Amsa still assessing new iron ore project

[miningmx.com] — ARCELORMITTAL South Africa (Amsa) is on target to complete the due diligence being carried out on a potential new iron ore mine in the Northern Cape by September.

Amsa CEO Nonkululeko Nyembezi-Heita told investors at a presentation of the group’s interim results to end-June on Wednesday that once the due diligence was completed, further drilling would be carried out and a feasibility study undertaken.

Nyembezi-Heita stressed it was not the group’s strategy to go into iron ore mining on a large scale, but was instead aiming to fill a future gap in iron ore supplies that would occur when the Thabazimbi iron ore mine closed down.

She added she did not want to provide details of the project until the outcome of the due diligence study was known, but commented “this is not another Sishen mine”.

“The project, if viable, could produce 1 million tonnes (mt) to 2mt of iron ore annually which could be pushed to 3mt if it was used as a hub to exploit other smaller deposits in the region which are not viable on their own.’
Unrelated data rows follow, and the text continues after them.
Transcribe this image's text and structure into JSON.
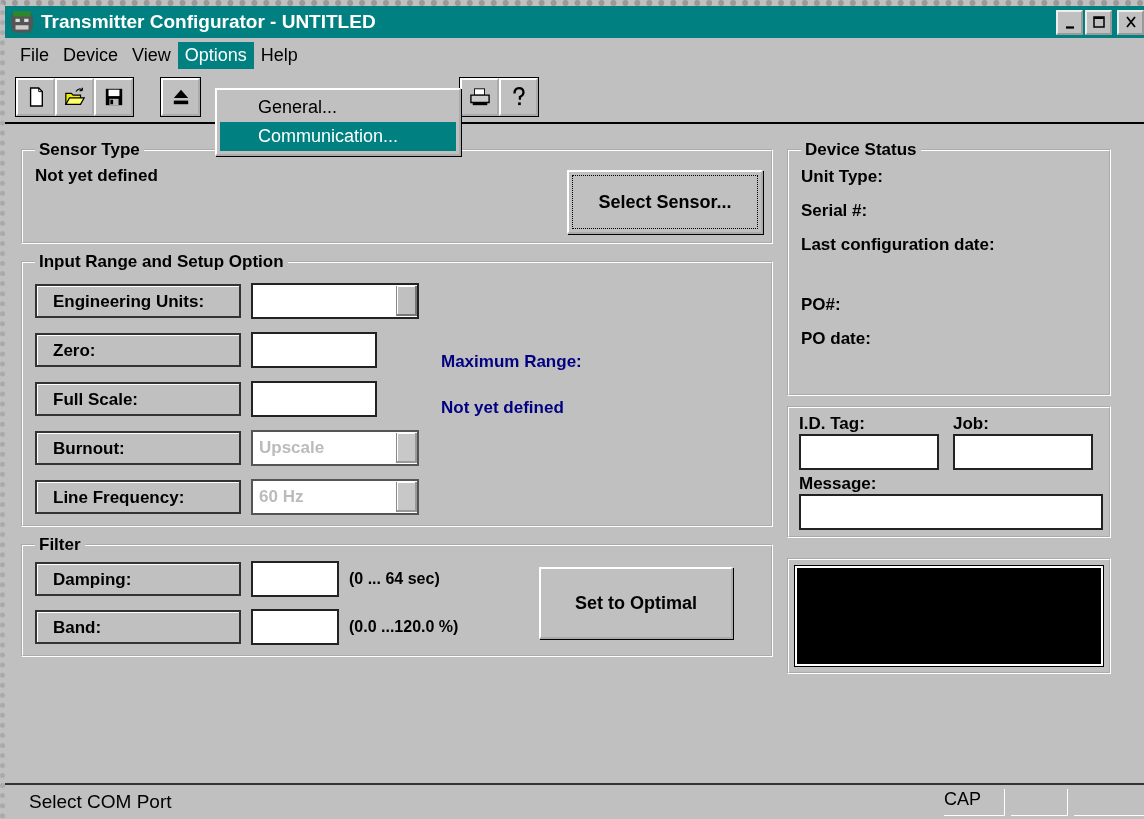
{
  "window": {
    "title": "Transmitter Configurator - UNTITLED"
  },
  "menu": [
    {
      "label": "File",
      "selected": false
    },
    {
      "label": "Device",
      "selected": false
    },
    {
      "label": "View",
      "selected": false
    },
    {
      "label": "Options",
      "selected": true
    },
    {
      "label": "Help",
      "selected": false
    }
  ],
  "open_menu": {
    "items": [
      {
        "label": "General...",
        "selected": false
      },
      {
        "label": "Communication...",
        "selected": true
      }
    ]
  },
  "toolbar": {
    "groups": [
      {
        "buttons": [
          {
            "kind": "new"
          },
          {
            "kind": "open"
          },
          {
            "kind": "save"
          }
        ]
      },
      {
        "buttons": [
          {
            "kind": "eject"
          }
        ]
      },
      {
        "buttons": [
          {
            "kind": "print"
          },
          {
            "kind": "help"
          }
        ]
      }
    ]
  },
  "sensor_type": {
    "title": "Sensor Type",
    "value": "Not yet defined",
    "button": {
      "label": "Select Sensor...",
      "focused": true
    }
  },
  "input_range": {
    "title": "Input Range and Setup Option",
    "rows": [
      {
        "label": "Engineering Units:",
        "kind": "dropdown",
        "disabled": false
      },
      {
        "label": "Zero:",
        "kind": "text"
      },
      {
        "label": "Full Scale:",
        "kind": "text"
      },
      {
        "label": "Burnout:",
        "kind": "dropdown",
        "disabled": true,
        "value": "Upscale"
      },
      {
        "label": "Line Frequency:",
        "kind": "dropdown",
        "disabled": true,
        "value": "60 Hz"
      }
    ],
    "max_range": {
      "label": "Maximum Range:",
      "value": "Not yet defined"
    }
  },
  "filter": {
    "title": "Filter",
    "rows": [
      {
        "label": "Damping:",
        "hint": "(0 ... 64 sec)"
      },
      {
        "label": "Band:",
        "hint": "(0.0 ...120.0 %)"
      }
    ],
    "button": {
      "label": "Set to Optimal",
      "focused": false
    }
  },
  "device_status": {
    "title": "Device Status",
    "fields": [
      "Unit Type:",
      "Serial #:",
      "Last configuration date:",
      "PO#:",
      "PO date:"
    ]
  },
  "tags": {
    "id_tag": "I.D. Tag:",
    "job": "Job:",
    "message": "Message:"
  },
  "status_bar": {
    "text": "Select COM Port",
    "indicators": [
      "CAP"
    ]
  }
}
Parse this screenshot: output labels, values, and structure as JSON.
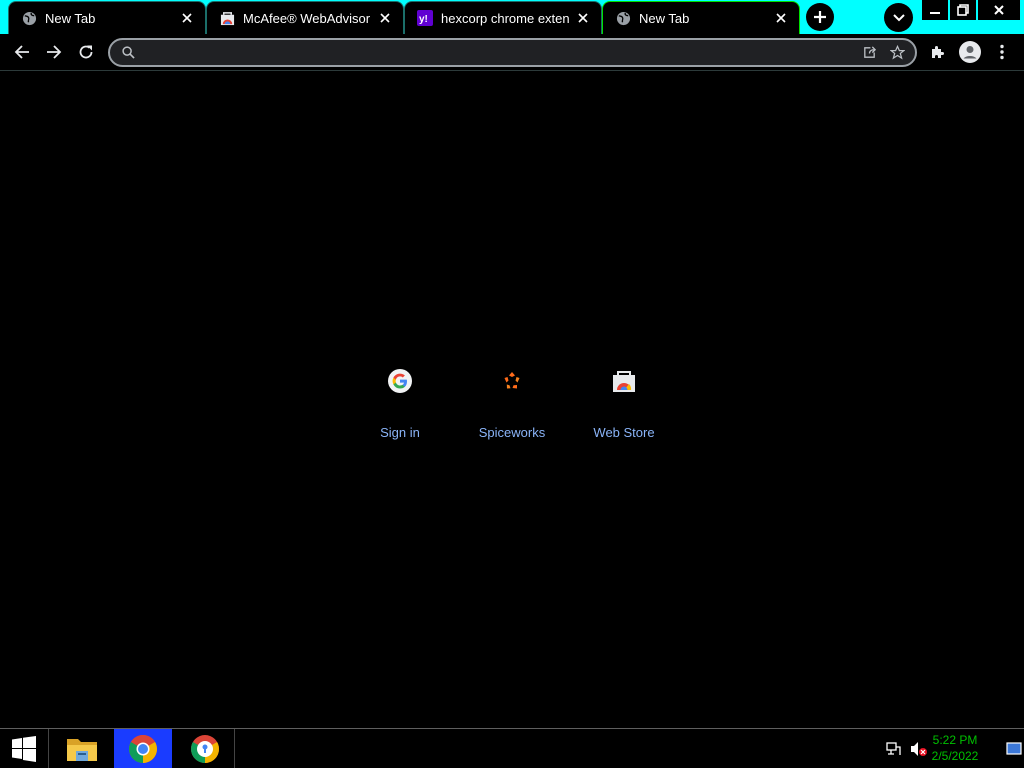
{
  "tabs": [
    {
      "title": "New Tab",
      "icon": "globe-icon",
      "active": false
    },
    {
      "title": "McAfee® WebAdvisor - Chrome Web Store",
      "icon": "webstore-icon",
      "active": false
    },
    {
      "title": "hexcorp chrome extention",
      "icon": "yahoo-icon",
      "active": false
    },
    {
      "title": "New Tab",
      "icon": "globe-icon",
      "active": true
    }
  ],
  "omnibox": {
    "value": "",
    "placeholder": ""
  },
  "shortcuts": [
    {
      "label": "Sign in",
      "icon": "google-icon"
    },
    {
      "label": "Spiceworks",
      "icon": "spiceworks-icon"
    },
    {
      "label": "Web Store",
      "icon": "webstore-icon"
    }
  ],
  "clock": {
    "time": "5:22 PM",
    "date": "2/5/2022"
  },
  "colors": {
    "tabstrip": "#00ffff",
    "shortcut_label": "#8ab4f8",
    "clock": "#00c000",
    "chrome_taskbar_active": "#1a3cff"
  }
}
Nyembezi-Heita added that the development of the mine would also depend on the ability of Transnet Freight Rail to transport the ore to Amsa’s various steelworks.

Amsa needs some 10mt of iron ore annually of which it currently gets 6.5mt from Kumba Iron Ore (Kumba).

The supply contract was cancelled by Kumba last year and Amsa’s future iron ore supply in terms of it will be determined by the outcome of arbitration proceedings over the dispute.

Amsa’s position will also be affected by the court action over ownership of the share of the mineral rights in Sishen that were removed from it by the department of mineral resources.

Kumba is continuing to supply iron ore to Amsa through an interim supply agreement, which will run until the end of July 2012.

SHARES DOWN

Amsa shares dropped 6% to around R69 in early trading on the JSE after releasing a poor set of results for the first half of its financial year and indicating that the current quarter would be worse.

Nyembezi-Heita said third quarter 2011 earnings would show a “substantial decline’ on those of the second quarter just reported.

Reasons included downward pressure on international steel prices compounded by the continued strength of the rand against the dollar; the continued negative impact of higher raw material costs, in particular coal; the planned shutdown of the Saldanha works for 40 days to carry out major repairs and the impact of the wave of strikes on sales.

Amsa reported a 63% drop in attributable earnings to R654m (first half 2010 – R1.8bn) which was caused mainly by soaring costs eating into revenues that remained largely unchanged at R16.6 bn (R16.2bn).

Steel sales dropped 4% during the six months as domestic sales remained flat but exports fell 17% while the cash cost of steel sales per tonne rose by 20% because of the raw material cost increases.

Nyembezi-Heita pointed out that international coking coal prices surged 98% reaching a high of $334/t in January 2011 ($170/t in June 2010) because of the impact of the widespread flooding that affected the main producing mines in Queensland, Australia.

She said the South African domestic coal price index rose 33% in the first half while scrap metal prices were 19% up and electricity tariffs rose 27% after a 24% escalation in 2010.

She added steel producers globally had suffered a structural erosion of their margins because of these cost trends.

Nyembezi-Heita said Amsa’s export programme would be severely affected if the rand were to stick at levels around R6.76/US$1 and international steel prices dropped further.